3. KATE BUSH - "WUTHERING HEIGHTS" (1986)

Aufmerksame und musikgeschichtlich bewanderte Leser, werden sich über das angegebene Erscheinungsjahr wundern. Und noch aufmerksamere und musikgeschichtlich bewandertere Leser wird es nicht wundern: War das wundervolle "Wuthering Heights" im Original vom Jahr 1978 und der erste No.1-Hit von Kate, so hat sie es jedoch im Jahr 1986 füre ihre Best-Of "The Whole Story" neu eingesungen. Ein Weise Entscheidung: Da sie das Original als Teenager zum ersten mal einsang, kann sich die Neuaufnahme durch eine deutlich gereiftere, ausdrucksstärkere und eindringlichere Stimme behaupten. Großartig!!!


4. ALAN PARSONS PROJECT - "THE CASK OF AMONTILLADO" (1976)

Seinerzeit hat das Debütalbum "Tales Of Mistery And Imagination - Edgar Allan Poe" vom Alan Parsons Project nicht viel Aufmerksamkeit erregt. Eine wahre Schande, haben sie mit dieser Vertonung von Edgar Allan Poe-Gruselgeschichten, eine kleines dunkles Meisterwerk geschaffen, das mit "The Cask Of Amontillado" schonmal mindestens einen Epos für die Ewigkeit zu bieten hat.



5. JAY-Z vs. ALAN PARSONS PROJECT - "THREAT/THE CASK OF AMONTILLADO" (Jahr unbekannt)

Der eben besagte Song von Alan Parsons Project macht auch in dieser kleinen und feinen Rarität ein extrem gute Figur: In einem genialen Mash-Up mit "Threaht" aus Jay-Z's "Black Album" (2003), zeigt der Song wie großartig er im HipHop-Kontext funktioniert. Der Urheber des Mash-Ups ist mir auch nach eingehender Recherche nicht bekannt.

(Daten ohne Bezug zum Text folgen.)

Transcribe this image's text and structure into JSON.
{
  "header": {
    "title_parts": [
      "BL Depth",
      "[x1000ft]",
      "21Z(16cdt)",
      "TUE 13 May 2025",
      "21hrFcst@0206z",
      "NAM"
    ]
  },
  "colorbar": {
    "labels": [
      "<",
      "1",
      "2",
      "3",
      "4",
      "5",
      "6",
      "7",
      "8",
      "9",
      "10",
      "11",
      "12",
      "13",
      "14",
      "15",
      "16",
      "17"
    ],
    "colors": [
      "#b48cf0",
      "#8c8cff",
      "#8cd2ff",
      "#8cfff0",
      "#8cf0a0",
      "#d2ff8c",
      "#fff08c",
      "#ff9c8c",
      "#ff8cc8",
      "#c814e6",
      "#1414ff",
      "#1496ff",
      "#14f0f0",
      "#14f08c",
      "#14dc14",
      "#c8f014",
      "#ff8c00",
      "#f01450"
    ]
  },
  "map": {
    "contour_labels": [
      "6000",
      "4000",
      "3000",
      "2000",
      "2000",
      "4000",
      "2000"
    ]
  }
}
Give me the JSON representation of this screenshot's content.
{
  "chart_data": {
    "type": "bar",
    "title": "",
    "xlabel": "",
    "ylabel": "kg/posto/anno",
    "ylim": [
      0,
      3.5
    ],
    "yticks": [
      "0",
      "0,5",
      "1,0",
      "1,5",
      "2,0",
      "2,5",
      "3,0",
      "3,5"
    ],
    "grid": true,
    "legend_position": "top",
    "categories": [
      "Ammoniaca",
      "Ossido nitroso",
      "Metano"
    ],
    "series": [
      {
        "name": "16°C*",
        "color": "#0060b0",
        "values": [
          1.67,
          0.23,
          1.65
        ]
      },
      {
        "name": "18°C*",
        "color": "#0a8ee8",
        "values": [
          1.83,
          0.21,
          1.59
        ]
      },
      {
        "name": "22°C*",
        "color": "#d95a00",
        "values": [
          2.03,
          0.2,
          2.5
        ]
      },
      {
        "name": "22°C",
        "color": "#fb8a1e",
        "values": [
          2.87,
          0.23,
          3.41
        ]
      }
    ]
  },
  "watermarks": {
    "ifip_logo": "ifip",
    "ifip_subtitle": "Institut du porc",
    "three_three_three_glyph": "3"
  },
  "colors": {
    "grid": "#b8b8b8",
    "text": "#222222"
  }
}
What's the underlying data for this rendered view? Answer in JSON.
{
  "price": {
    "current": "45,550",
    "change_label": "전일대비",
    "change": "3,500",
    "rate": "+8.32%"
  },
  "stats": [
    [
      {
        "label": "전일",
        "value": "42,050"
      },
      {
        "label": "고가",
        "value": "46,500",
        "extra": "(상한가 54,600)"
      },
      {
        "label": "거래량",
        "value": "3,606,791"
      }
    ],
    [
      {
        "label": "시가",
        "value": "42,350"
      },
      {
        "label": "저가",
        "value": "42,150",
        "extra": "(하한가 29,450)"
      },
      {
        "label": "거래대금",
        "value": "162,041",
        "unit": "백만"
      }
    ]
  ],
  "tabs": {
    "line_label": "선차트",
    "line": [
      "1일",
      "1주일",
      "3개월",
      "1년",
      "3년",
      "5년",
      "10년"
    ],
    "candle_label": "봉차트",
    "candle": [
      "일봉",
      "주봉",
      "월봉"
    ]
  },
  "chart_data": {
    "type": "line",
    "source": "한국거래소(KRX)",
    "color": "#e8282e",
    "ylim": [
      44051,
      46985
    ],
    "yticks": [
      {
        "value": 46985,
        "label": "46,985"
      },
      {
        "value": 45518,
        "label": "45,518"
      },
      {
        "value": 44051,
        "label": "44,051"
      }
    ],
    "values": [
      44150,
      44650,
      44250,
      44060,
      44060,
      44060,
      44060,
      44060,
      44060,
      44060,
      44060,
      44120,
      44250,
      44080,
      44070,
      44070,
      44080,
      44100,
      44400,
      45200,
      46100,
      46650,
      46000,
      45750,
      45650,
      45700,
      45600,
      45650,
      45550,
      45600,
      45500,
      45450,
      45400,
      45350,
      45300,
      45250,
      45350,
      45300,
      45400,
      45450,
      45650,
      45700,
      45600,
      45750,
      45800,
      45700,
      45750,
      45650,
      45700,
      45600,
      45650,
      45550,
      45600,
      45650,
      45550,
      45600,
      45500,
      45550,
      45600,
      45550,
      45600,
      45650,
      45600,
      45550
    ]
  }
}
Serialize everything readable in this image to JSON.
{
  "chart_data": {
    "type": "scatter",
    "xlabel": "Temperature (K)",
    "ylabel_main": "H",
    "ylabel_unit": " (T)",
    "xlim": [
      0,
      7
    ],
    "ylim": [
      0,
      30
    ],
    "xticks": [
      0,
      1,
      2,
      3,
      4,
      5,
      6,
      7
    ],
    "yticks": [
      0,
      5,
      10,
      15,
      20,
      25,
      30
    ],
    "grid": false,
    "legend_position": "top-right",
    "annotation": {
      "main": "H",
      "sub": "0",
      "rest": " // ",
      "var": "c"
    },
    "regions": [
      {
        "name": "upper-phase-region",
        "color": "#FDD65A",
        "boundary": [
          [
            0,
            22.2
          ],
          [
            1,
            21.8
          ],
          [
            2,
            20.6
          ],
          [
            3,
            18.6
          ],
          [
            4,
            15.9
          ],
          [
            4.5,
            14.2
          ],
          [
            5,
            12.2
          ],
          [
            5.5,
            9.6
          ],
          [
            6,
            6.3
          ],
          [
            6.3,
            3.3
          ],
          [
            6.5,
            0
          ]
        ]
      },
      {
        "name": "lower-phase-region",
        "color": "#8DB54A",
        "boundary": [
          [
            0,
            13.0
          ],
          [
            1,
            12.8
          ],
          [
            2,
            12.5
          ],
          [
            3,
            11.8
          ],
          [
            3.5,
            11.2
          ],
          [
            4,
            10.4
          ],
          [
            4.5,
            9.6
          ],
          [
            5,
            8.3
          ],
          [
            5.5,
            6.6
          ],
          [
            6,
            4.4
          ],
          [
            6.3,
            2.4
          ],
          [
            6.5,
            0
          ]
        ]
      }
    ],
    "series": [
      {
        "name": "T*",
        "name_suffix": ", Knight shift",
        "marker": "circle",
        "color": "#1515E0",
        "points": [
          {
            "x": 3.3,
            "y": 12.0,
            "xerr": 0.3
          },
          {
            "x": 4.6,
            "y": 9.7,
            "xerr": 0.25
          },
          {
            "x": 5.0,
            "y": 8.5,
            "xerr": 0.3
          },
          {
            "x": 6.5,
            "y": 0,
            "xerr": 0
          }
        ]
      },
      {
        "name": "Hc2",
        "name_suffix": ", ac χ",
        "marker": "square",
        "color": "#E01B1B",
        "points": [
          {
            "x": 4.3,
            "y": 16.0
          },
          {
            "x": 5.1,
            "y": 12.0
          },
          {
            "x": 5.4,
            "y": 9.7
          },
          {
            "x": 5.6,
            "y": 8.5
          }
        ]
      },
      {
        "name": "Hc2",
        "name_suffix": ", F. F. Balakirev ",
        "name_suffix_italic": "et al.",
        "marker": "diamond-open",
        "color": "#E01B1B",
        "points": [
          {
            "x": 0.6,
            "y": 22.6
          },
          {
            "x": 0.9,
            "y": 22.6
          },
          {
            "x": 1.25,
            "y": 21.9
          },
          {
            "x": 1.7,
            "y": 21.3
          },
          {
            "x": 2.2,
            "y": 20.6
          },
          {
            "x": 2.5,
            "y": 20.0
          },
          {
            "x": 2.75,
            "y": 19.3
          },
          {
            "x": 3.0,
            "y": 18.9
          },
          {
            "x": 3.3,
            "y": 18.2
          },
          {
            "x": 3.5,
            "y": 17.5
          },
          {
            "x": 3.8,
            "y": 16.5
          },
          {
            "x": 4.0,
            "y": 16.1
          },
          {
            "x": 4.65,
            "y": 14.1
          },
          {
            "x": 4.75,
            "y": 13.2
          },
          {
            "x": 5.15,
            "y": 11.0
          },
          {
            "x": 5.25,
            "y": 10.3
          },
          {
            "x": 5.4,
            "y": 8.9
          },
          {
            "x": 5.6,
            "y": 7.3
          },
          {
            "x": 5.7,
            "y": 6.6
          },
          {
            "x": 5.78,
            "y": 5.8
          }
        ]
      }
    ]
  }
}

Ihr könnt ihn aber hier hören:
http://www.youtube.com/watch?v=oFz0PGQ5a00


6. MARK RONSON & THE BUSINESS INTL - "BANG BANG BANG" feat. Q-Tip + MNDR (2010)

Sowohl auf seinem letzten Album "Versions", als auch bei seinen Produktionen für Amy Winehouse oder Daniel Merriweather, zeigte Mark Ronson eine unverschämte und nach einer Weile kräftige nervende Affinität zu Bläsern. Jeden Winkel beliebte er mit dicken Bläser-Sätzen einzukleistern. Also geht man auch mit einer entsprechenden Angst an die erste Single des neuen Albums, das als Mark Ronson & The Business Intl erscheint, heran - um dann derbst überrascht zu werden: "Bang Bang Bang", das gemeinsam mit Rapper Q-Tip und der Sängerin Amanda Warner vom Elektropop-Projekt MNDR entstand, ist ein unverschämt catchy mitreißender und kräftig in Beine und Synapsen gehender 80s-Synthiepop-Hit!


7. ZPYZ - "WTF" (2010)

Wenn das nicht mal ein vielversprechender Newcomer-Zip sein könnte: In Kürze legt das Berliner Duo ZPYZ sein Debüt vor. Als Vorgeschmack gibts hier schonmal "WTF" - ein famoser Song, in dem sie sich aus Dance, Pop und Indie einen ordentlichen und mitreißenden Kracher bauen. Man darf gespannt sein.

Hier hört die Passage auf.